Pipe through head, tail, or --max-lines when exploring logs
Run focused tests (pnpm test path/to/file) not full suite unless needed
Ask Claude to summarize long output instead of re-pasting raw logs

Permissions and auto-accept

Auto-accepting edits and bash speeds loops—and spend.

Use permission prompts for destructive commands in shared repos
Scope CI invocations with explicit file lists and acceptance criteria

New session per task

Start a new session when you finish one task and begin another, when you switch models, or when the agent loops. For automation, one PR comment → one scoped claude -p run.

See Context hygiene for the general just-in-time retrieval pattern.

4. Write tighter prompts

Claude Code-specific versions of Prompt hygiene:

Too broad:


Fix this bug. Also review the whole auth system and suggest improvements.

Scoped:


Fix ONLY the null check in auth/login.ts line 42.
No explanations. Max 1 file changed.

For CI: include file paths, test command, and definition of done in the first message—vague delegation burns turns exploring.

5. Set spending guardrails

Claude Code does not enforce your inference budget. You set the limits.

Set Anthropic workspace spend limits
Cap headless turns in CI (--max-turns, timeout wrappers)
Use Haiku or Sonnet in automation; Opus only on labeled jobs
Separate API keys for CI vs interactive dev

For metering and caps in products you ship, see Article I and Article IV.

Troubleshooting

High input — CLAUDE.md, MCP, or huge bash output. Trim docs; truncate commands; disable MCP.

High output — Opus default or verbose diffs.
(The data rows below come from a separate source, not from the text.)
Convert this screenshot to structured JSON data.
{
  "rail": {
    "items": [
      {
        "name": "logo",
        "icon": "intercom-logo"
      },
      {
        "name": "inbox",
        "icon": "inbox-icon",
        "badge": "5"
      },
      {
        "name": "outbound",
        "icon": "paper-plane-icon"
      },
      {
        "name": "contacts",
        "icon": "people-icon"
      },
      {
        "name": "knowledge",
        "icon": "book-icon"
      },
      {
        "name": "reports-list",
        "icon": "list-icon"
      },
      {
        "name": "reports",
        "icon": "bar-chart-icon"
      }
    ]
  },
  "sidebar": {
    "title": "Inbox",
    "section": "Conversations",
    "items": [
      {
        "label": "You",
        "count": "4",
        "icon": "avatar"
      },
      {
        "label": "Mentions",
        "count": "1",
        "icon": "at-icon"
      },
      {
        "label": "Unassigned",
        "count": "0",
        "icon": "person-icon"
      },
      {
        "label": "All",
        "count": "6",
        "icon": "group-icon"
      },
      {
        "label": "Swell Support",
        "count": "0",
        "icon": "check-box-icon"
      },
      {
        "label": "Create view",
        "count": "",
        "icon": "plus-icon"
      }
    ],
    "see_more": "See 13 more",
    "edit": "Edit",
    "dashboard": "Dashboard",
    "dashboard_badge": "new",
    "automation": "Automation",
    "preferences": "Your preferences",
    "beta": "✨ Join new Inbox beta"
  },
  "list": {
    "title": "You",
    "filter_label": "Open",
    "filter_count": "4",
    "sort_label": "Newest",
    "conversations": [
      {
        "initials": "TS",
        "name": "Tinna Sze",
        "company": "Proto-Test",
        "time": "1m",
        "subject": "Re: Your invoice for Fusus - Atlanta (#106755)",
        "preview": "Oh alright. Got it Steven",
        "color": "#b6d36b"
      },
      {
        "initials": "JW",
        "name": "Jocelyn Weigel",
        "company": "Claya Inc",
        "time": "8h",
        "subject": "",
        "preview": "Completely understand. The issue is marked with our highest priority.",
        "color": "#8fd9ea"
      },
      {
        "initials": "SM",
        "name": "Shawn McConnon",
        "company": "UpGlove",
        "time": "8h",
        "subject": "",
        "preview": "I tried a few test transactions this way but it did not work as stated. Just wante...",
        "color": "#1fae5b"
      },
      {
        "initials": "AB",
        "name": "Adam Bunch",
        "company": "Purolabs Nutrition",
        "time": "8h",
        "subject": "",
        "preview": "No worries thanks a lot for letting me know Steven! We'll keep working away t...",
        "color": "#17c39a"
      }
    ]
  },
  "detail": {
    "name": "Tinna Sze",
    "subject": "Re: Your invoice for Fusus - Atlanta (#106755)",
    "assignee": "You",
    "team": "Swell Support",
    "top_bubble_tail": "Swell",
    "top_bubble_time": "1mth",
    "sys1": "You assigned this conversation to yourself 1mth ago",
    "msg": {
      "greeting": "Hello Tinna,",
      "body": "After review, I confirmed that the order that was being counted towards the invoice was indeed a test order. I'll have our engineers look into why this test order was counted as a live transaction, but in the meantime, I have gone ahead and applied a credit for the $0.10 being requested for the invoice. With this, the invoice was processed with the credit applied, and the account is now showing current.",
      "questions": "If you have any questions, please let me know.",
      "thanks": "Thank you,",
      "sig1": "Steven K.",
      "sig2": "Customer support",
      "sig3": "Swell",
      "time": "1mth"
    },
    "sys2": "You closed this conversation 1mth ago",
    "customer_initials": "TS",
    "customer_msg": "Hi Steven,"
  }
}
Switch to Sonnet; tighter prompts.

CI bill spike — unbounded PR bot loops. --max-turns; scope files; fail closed.

Spike after enabling MCP — schemas attach every turn. Remove unused servers.

Cache not helping — unstable prefix from editing CLAUDE.md mid-session. Keep rules stable at session start.

When Claude Code optimization is not enough

Trimming Claude Code configuration does not fix production agent loops in your own API routes. If customer-facing features dominate spend, instrument with per-feature tags and apply Context hygiene, Prompt caching, and Output and RAG. Narev provides normalized USD across providers if you need cross-provider cost math.